In Numbers 7, it’s still a LOT of listing, this time of the final needs and details of the new Tabernacle. The tribal heads present at the Tabernacle twelve oxen (one each) and six carts (one for each two tribes), and God tells Moses to divide them among the Levites, the Gershonites and the Merarites for their use when moving the Tabernacle across the desert. The Kohathites are to carry their things on their shoulders, no carts or oxen for them.
Then Moses tells all the tribes that God wants each to bring worthy offerings for the Tabernacle’s dedication. I will not list all the things here, frankly because I’m tired of listing all the items listed in both Leviticus and now Numbers. Suffice it to say that the tribes all give silver or gold plates, dishes and bowls filled with fine flour and oil for grain offerings, and a number of perfect livestock – goats, bulls, rams, oxen, lambs – for burnt and sin offerings. After the Tabernacle is anointed, these things were all offered as dedication. From then on, when Moses enters the Tabernacle, he hears the voice of God speaking to him from between the two cherubim above the atonement cover on the ark of the covenant.
Again, it’s worth pointing out that, if we modern Bible readers picture these Israelites as a poor, lonely community trudging across the hot desert with only their meagerest possessions on their backs – that image is way false. Firstly, there were hundreds of thousands of them. Secondly, all of these tribes had fine ornamental dishes made from valuable metals and were able to sacrifice 24 oxen, 72 rams, 72 male goats, 12 bulls, 12 rams, 72 male lambs (they counted them all) – and these were a drop in the bucket, able to be burnt away for the purification of the tent of meeting.
In Chapter 8, God instructs Moses on how that lampstands in the Tabernacle are to be set up, and I imagine it’s hard to tell God that he’s really being a micromanager at this point so they follow his directions.
Then God tells Moses that He’s going to set the Levites apart from the rest of the Israelites. They are to be ceremonially cleaned, and then Aaron is to present them as a wave offering so they can start doing the Lord’s work. God explains in verses 16 – 18: “They are the Israelites who are to be given wholly to me. I have taken them as my own in place of the firstborn, the first male offspring from every Israelite woman. Every firstborn male in Israel, whether human or animal, is mine. When I struck down all the firstborn in Egypt, I set them apart for myself. And I have taken the Levites in place of all the firstborn sons in Israel.” In this way, the Levites become God’s Chosen People of God’s Chosen People.
Going Further: today, Levites in Orthodox Judaism sects continue to have additional duties rights. One of those involves being called to to the Torah first, when it is unrolled to be read out loud in a synagogue service.
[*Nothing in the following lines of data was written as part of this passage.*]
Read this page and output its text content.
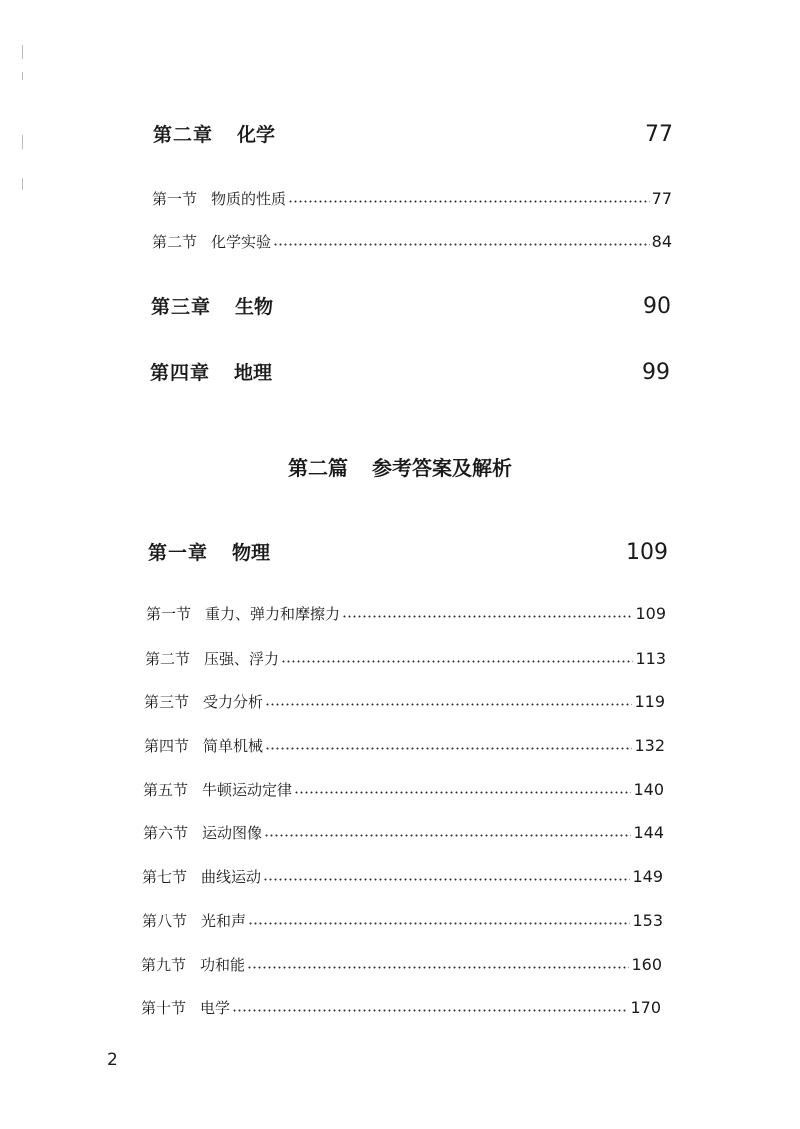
第二章 化学	77
第一节 物质的性质	77
第二节 化学实验	84
第三章 生物	90
第四章 地理	99
第二篇 参考答案及解析
第一章 物理	109
第一节 重力、弹力和摩擦力	109
第二节 压强、浮力	113
第三节 受力分析	119
第四节 简单机械	132
第五节 牛顿运动定律	140
第六节 运动图像	144
第七节 曲线运动	149
第八节 光和声	153
第九节 功和能	160
第十节 电学	170
2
In addition, Orthodox Jews believe that the Temple in Jerusalem will eventually be rebuilt. There are a number of schools in Israel that even today train Levites as priests for their future respective Temple roles, so they’ll be ready for when it happens.
In Chapter 9, God tells Moses that it’s time for a Passover, and Moses tells the Israelites it’s time for a Passover. Some of the Israelites have a problem, in that they’ve recently touched a dead body and become unclean, so they don’t know what to do. Moses asks God what to do, and God tells him that if a Jew is unclean or on a journey or not able to celebrate a Passover with the community for whatever reason, they still have to do it but by themselves, following all the regulations. For those who are clean and with the community, there is no excuse not to celebrate a Passover.
Then, when the Tabernacle is finally set up and all furnishings are in their proper places, and everything is consecrated and ready to go, a cloud settles on it. It looks like a cloud by day, and like fire at night. The Israelites are to follow the cloud: if it lifts from the tent, they are to immediately pack everything up and follow it. Wherever the cloud settles, there they set up camp and settle. The verses say that sometimes the cloud settled for a long time and the community was stable, and sometimes the cloud was constantly on the go. There was no questioning, the cloud’s movement was to be followed.
Things They Don’t Talk About in Sunday School: so, in God: A Biography, a Pulitzer Prize winning non-fiction book by American Biblical scholar Jack Miles, it is suggested that all the cloud and fire imagery, combined with a general focus on mountaintops throughout the Old Testament, that ancient Israelites at some point way back when might have worshiped a volcano. Make of that what you will.